For smaller single projects the overhead associated with going this route probably isn’t worth it. You’ll probably either end up losing 75% of what makes a DVCS handy or just use SVN.

Why is Gnome not considering this option though?

This option seems ideal for projects like Gnome. Individual modules will probably adopt a preferred DVCS, and thats fine. None of them are so different that a competent developer couldn’t yank some revisions from an unfamiliar DVCS.

The project as a whole (and individual modules) would continue to remain uniformly easily available through a single svn checkout.

At the very least isn’t this better (at least saner) than bolting git onto bzr’s repository format?

Audience Participation

I’m not a Gnome developer though. Just a curious user. However, as a fellow developer I am left wondering: why isn’t this a good option? Are $DVCS-svn connectors just not good enough? Are the comprises too great? Or the most likely: am I just missing some obvious showstopper?

Fixing Gnome Notification’s Popup Location

Monday, December 1st, 2008

Gnome notifications popup in the lower left corner of your desktop by default* which constantly annoys me. I usually have a terminal open in the lower left corner, and having my work covered by notifications is quite annoying.

Luckily the fix is easy:

  1. Open Applications > System Tools > Configuration Editor**
  2. Navigate to apps > notification-daemon
  3. Edit the popup_location to be something less annoying. I prefer top_right.
  4. Close Configuration Editor. Changes will take effect next time you login or just restart the notification-daemon:
    ~$ killall notification-daemon
    ~$ /usr/lib/notification-daemon/notification-daemon &

Note that the notifications will actually show up over the top of your panel which seems a bit strange. However, I’d rather the notification covered the panel than take up any more precious application space than is necessary.

Luckily you can easily test notifications if you have Python and python-notify installed:

>>> import pynotify
>>> pynotify.init('foo')
True
>>> pynotify.Notification('foo', 'bar').show()
True

Notification in the upper right.

* at least on Gnome 2.22.3 on Debian Sid with notification-daemon 0.3.7-1+b1
** aka gconf-editor from the gconf-editor package which should be installed with Gnome.

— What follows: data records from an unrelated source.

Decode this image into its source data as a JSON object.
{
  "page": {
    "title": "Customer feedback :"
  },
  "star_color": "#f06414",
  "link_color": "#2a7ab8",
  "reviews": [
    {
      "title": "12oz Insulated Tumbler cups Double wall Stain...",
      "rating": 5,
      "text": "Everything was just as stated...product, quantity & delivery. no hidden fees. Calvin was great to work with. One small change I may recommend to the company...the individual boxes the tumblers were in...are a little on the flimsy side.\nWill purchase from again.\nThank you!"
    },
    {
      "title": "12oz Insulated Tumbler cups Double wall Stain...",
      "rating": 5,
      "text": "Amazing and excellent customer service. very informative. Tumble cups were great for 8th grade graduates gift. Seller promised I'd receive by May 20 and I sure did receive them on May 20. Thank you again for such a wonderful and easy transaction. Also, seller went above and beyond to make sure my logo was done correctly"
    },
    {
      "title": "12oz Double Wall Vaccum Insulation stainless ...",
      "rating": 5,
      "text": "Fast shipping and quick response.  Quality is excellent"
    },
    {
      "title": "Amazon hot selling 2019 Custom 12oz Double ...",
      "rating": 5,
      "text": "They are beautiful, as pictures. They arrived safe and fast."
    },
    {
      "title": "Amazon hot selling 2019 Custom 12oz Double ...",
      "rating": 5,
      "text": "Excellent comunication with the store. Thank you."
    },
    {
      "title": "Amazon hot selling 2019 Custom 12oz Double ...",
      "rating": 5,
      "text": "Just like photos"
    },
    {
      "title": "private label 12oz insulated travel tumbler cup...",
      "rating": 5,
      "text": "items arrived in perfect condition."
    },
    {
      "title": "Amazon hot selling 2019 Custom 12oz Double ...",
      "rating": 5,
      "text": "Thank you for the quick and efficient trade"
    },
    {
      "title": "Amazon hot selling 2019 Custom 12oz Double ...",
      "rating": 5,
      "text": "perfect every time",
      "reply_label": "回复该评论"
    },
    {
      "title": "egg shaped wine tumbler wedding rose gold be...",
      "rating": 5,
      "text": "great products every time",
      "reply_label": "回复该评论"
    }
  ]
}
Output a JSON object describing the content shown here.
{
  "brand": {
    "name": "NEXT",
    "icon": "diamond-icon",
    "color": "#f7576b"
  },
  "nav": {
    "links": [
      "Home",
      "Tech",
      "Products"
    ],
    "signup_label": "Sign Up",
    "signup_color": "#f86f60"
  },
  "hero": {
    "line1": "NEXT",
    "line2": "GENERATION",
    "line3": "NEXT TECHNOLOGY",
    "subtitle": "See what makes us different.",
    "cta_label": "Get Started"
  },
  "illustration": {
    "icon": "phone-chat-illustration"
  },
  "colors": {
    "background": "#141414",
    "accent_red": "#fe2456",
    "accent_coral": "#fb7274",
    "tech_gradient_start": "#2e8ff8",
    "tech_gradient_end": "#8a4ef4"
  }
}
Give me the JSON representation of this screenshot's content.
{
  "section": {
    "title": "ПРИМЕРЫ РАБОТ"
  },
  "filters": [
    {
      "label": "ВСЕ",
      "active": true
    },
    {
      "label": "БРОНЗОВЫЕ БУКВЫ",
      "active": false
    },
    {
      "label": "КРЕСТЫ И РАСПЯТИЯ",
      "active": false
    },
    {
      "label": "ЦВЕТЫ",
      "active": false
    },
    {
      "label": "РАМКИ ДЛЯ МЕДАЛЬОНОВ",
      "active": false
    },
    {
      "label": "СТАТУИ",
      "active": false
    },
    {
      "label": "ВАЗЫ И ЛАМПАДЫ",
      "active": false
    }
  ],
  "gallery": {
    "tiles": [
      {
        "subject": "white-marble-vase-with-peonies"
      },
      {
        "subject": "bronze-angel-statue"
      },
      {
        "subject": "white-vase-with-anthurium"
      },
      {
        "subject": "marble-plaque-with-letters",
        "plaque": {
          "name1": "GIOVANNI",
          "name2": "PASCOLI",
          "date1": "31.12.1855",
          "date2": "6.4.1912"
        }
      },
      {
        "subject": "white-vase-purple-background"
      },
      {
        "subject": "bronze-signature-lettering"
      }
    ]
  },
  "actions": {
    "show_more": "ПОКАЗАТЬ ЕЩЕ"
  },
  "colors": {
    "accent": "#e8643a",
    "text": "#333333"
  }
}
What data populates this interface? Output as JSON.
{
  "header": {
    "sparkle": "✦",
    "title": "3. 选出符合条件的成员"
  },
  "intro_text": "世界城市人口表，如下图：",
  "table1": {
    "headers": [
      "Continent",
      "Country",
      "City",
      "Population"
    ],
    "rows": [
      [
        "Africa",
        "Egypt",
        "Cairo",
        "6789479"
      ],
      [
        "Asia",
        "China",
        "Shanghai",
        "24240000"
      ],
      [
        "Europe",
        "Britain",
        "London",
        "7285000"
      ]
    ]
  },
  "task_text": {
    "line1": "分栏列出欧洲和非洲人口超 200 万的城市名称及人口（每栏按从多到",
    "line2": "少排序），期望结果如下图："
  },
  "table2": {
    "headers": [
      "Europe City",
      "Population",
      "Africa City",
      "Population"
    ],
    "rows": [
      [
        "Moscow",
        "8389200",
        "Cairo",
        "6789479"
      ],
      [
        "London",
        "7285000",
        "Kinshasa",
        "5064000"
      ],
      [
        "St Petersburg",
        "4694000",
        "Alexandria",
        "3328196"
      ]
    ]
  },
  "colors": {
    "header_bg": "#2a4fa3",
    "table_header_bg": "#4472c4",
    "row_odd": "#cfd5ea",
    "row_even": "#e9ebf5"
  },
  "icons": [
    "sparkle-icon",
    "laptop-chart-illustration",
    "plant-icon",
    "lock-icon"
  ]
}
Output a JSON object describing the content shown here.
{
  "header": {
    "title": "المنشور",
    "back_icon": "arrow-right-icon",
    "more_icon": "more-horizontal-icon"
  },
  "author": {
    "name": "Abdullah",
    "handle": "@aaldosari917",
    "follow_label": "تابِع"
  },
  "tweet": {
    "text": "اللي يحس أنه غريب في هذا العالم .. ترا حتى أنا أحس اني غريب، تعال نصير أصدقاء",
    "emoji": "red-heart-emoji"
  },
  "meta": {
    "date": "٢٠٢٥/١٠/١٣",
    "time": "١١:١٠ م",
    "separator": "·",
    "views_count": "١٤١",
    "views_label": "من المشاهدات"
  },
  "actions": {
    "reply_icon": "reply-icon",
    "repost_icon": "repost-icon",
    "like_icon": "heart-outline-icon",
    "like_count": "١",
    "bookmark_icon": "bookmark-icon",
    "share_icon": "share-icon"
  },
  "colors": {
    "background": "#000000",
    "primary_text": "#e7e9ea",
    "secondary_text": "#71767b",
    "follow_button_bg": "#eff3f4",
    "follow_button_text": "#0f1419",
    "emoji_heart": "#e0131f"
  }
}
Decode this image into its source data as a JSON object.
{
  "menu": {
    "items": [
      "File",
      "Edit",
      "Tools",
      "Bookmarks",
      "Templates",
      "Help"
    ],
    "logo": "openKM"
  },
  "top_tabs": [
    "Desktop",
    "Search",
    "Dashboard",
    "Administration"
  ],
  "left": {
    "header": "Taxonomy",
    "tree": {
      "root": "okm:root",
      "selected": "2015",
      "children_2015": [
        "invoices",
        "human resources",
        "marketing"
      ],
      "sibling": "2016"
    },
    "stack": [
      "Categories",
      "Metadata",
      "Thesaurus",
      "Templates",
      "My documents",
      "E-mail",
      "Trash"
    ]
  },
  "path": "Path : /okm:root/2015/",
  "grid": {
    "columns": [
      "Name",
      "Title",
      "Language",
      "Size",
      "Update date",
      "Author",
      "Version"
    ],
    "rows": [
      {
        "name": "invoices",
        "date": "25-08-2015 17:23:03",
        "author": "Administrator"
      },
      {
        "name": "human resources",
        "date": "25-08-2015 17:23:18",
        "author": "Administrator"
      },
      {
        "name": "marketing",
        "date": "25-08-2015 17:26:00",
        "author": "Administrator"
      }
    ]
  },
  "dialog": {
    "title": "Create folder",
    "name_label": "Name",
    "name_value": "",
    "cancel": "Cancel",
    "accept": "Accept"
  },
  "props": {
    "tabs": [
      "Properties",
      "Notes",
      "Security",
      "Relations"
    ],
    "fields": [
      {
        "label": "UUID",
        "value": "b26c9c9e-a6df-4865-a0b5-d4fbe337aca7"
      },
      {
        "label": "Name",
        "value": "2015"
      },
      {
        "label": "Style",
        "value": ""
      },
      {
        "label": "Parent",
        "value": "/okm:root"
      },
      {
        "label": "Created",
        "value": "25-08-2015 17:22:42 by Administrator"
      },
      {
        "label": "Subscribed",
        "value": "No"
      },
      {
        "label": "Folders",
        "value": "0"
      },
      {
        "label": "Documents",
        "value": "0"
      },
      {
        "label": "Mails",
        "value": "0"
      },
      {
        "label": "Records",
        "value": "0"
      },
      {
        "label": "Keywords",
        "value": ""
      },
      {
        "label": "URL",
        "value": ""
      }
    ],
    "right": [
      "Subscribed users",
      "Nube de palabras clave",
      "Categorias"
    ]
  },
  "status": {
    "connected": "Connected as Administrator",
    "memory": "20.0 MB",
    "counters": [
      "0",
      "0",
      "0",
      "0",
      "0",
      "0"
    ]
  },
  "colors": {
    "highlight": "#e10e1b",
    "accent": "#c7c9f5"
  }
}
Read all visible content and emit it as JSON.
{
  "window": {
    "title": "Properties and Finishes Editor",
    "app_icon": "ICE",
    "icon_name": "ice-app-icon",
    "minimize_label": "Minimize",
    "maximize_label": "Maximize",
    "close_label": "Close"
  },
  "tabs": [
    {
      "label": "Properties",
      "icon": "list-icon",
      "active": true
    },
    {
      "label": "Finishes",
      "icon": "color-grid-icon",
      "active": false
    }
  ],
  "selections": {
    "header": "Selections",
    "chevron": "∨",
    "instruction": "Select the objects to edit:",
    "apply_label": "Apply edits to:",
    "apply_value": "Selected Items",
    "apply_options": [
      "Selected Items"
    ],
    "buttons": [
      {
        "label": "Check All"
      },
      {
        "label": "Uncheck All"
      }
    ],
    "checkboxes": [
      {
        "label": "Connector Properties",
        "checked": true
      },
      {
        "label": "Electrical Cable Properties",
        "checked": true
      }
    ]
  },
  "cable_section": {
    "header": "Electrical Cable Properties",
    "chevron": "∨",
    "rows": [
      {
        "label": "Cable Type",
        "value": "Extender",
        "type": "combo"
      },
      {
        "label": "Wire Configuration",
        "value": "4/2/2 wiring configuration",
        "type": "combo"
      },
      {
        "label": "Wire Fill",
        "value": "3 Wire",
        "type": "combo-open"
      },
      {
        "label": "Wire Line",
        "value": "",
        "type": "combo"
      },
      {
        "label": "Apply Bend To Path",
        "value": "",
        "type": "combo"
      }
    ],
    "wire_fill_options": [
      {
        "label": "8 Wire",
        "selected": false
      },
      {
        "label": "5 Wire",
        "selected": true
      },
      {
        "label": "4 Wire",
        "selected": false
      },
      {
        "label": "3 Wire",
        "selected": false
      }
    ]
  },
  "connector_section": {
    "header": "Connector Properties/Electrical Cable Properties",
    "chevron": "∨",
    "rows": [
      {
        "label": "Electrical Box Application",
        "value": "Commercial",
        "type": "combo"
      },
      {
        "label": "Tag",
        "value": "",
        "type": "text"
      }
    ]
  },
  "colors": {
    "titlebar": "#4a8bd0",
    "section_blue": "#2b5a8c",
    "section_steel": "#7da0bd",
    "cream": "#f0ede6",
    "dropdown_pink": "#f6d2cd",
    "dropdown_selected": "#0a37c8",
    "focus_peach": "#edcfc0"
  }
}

Listing All Passwords Stored in Gnome Keyring

Thursday, October 30th, 2008

I was toying with writing my first desktop application in years and got distracted by how cool Gnome Keyring is. Of course storing and retrieving passwords is pretty mundane, so here’s a fun example that dumps all of the current user’s passwords:

#!/usr/bin/env python
 
import pygtk
pygtk.require('2.0')
import gtk # sets app name
import gnomekeyring
 
def hack():
    for keyring in gnomekeyring.list_keyring_names_sync():
        for id in gnomekeyring.list_item_ids_sync(keyring):
            item = gnomekeyring.item_get_info_sync(keyring, id)
            print '[%s] %s = %s' % (
                    keyring, item.get_display_name(), item.get_secret())
        else:
            if len(gnomekeyring.list_item_ids_sync(keyring)) == 0:
                print '[%s] --empty--' % keyring
 
if __name__ == '__main__':
    hack()

Sample output with the interesting bits removed:

[default] Local password for user root = *******
[login] michael.schurter@Work = *******
[login] Google Account = *******
[login] Passphrase for wireless network 2WIRE939 = *******
[login] Unlock password for default keyring = *******
[login] schmichael@twitter.com = *******
[session] --empty--

Its not meant to be any sort of real hacking tool. After all you can view all of this information via Seahorse anyway.